Een stukje brood van ongeveer een kubieke centimeter werd in ’n uur tijd volledig afgebroken en het nest binnengesleept, vaak in stukken groter dat ze zelf zijn.
Nu is het zo dat één enkele mier absoluut geen indrukwekkende prestatie levert, behalve het feit dat hij grotere objecten en gewichten kan tillen dan zichzelf. Dat is dan weer wél een prestatie van formaat. Maar zet eens ’n paar duizend (of miljoen) mieren bij elkaar en er ontstaat een intelligent systeem van samenwerking en communicatie, zonder dat er eentje de leiding neemt.
Een vergelijking met onze hersencellen is zo gek nog niet: Eén hersencel maakt geen deuk in ’n pakje boter en is redelijk dom. Neem nu eens 86 miljard hersencellen samen (gemiddelde mens) en stop ze in een een schedel, dan heb je toch ’n zekere mate van intelligentie. Ze communiceren met elkaar middels boodschapperstofjes en zo kunnen we met het geheel van al die cellen samen keuzes maken, boodschappen doen, elkaar herkennen, beslissingen nemen en zelfs nadenken.

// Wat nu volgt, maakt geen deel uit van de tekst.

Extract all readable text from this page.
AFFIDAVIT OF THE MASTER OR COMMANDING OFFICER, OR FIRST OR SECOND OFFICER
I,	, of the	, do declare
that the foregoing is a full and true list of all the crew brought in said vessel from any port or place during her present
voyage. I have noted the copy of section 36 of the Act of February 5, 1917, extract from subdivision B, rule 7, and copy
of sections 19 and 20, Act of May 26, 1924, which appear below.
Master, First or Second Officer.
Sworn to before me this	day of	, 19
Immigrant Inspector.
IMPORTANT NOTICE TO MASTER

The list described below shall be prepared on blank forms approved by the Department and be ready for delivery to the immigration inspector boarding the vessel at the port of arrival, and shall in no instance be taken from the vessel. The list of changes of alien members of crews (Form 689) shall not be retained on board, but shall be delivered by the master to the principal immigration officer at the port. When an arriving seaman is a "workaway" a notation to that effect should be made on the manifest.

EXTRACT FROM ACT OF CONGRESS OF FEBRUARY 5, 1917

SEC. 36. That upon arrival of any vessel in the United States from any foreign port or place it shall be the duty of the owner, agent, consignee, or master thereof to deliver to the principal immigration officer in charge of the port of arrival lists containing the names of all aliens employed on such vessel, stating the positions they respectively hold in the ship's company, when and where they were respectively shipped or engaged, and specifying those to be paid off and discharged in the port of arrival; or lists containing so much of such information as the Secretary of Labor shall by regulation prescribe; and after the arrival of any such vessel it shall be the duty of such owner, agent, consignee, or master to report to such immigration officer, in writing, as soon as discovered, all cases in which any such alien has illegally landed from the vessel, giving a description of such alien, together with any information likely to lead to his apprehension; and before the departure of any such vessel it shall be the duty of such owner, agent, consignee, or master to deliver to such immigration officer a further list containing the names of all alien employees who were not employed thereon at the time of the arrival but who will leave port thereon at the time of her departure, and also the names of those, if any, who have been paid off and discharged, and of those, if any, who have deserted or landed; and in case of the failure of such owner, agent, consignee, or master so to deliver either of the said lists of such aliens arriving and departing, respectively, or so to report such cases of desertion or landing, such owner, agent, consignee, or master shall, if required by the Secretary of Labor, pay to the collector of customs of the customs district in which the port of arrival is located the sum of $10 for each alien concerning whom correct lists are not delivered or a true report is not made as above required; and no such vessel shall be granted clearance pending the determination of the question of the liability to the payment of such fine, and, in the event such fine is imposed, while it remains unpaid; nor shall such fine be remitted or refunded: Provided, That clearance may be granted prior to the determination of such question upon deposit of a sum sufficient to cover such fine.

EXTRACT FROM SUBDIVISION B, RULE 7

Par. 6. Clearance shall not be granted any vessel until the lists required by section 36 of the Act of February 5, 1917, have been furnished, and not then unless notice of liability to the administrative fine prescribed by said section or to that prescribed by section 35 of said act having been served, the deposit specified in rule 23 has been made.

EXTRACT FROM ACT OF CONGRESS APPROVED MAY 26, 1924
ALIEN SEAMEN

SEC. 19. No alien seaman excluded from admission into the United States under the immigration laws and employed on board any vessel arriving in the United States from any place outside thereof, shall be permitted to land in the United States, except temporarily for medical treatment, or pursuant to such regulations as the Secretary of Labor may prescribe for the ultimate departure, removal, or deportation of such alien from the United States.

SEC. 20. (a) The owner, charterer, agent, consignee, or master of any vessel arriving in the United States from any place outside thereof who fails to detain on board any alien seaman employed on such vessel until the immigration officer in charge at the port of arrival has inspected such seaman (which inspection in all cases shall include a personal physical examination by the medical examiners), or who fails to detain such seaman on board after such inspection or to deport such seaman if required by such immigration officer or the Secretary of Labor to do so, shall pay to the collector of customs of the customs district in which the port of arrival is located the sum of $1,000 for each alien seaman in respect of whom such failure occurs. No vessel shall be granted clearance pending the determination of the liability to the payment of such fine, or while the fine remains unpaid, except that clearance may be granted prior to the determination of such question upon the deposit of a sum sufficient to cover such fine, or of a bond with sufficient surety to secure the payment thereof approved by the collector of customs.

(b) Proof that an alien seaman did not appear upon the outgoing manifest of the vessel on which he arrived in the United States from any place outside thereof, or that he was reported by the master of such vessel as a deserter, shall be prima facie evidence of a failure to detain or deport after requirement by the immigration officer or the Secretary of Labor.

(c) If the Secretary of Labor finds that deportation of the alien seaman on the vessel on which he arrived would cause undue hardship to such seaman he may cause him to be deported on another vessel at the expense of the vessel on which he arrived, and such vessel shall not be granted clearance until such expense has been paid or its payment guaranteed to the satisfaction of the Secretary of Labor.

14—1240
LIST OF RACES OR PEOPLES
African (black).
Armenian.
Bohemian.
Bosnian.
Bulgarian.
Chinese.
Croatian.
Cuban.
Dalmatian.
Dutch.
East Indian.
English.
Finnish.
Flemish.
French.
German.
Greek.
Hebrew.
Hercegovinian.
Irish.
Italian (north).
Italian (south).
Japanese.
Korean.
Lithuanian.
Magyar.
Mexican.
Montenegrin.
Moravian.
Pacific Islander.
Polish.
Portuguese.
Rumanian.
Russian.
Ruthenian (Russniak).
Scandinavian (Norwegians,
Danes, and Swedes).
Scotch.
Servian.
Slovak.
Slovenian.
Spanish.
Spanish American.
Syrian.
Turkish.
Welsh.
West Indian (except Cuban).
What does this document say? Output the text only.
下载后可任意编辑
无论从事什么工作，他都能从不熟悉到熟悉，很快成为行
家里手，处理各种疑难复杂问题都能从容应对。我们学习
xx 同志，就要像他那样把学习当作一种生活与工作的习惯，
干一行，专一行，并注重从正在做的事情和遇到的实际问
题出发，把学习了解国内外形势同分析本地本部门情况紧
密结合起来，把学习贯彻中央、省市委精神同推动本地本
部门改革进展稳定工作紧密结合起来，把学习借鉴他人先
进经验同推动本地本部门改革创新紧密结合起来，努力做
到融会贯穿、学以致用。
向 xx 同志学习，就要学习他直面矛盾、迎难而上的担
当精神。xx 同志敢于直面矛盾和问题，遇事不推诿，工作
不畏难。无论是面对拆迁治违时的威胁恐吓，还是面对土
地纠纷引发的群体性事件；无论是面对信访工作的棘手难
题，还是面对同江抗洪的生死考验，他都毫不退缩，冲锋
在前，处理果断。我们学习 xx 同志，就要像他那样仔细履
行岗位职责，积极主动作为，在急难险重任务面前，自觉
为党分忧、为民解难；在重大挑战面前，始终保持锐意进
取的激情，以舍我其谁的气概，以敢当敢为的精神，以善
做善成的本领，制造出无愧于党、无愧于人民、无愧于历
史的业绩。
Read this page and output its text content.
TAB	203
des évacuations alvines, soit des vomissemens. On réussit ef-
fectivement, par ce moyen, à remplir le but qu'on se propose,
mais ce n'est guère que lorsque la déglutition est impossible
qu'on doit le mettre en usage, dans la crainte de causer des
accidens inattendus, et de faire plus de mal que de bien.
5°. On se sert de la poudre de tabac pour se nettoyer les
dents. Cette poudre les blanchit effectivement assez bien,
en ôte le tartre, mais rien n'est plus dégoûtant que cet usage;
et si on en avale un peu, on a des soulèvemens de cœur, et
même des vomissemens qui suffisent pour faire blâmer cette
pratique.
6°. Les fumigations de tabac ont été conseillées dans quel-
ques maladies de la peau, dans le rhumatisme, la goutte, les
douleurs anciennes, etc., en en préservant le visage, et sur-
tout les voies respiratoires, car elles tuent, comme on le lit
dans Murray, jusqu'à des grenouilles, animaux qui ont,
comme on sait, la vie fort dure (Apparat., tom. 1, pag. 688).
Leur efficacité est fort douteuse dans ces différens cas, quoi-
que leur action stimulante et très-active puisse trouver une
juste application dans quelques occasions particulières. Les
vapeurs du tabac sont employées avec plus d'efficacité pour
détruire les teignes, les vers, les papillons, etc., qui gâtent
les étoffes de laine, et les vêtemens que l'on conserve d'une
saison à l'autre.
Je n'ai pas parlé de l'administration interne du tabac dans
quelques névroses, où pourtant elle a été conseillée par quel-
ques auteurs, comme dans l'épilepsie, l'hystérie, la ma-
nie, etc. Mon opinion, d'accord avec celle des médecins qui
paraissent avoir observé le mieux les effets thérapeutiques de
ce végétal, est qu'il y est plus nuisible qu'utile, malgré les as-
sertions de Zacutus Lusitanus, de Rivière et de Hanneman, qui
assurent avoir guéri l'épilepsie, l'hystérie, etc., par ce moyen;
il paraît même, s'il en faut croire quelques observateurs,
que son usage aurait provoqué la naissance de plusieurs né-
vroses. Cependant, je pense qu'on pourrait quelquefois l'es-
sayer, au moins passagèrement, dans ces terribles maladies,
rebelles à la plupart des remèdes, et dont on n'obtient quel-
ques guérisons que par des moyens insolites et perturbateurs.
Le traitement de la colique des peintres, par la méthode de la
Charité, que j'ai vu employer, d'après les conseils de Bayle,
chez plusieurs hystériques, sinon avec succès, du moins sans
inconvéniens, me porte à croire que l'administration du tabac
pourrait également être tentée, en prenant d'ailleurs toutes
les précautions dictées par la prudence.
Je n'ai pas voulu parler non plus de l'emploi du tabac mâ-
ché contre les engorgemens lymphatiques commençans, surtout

En bij die laatste complexe mogelijkheid – nadenken – wil ik even stilstaan in relatie tot spreken in het openbaar. Stel, je staat voor een groep en je wilt dat je publiek aan je lippen hangt, dat je verbinding met je publiek hebt. Toch? Dan is het zaak om zo min mogelijk of niet na te denken. Nadenken haalt je uit de verbinding met je publiek én uit de flow van je verhaal. Maar ja, dat is even makkelijk gezegd. Het is belangrijk om te ervaren dat je zonder nadenken zinnige dingen kunt zeggen. Natuurlijk is het wennen in het begin, net als fietsen in het begin oefenen en wennen is. Het is ook een kwestie van erop leren vertrouwen dat je verhaal er soepel uitkomt, wanneer je niet nadenkt. Kortom, bij spreken in het openbaar kunnen we wel met wat minder hersencellen toe.
Wat is jouw persoonlijk ervaring met nadenken, wanneer je voor een groep staat?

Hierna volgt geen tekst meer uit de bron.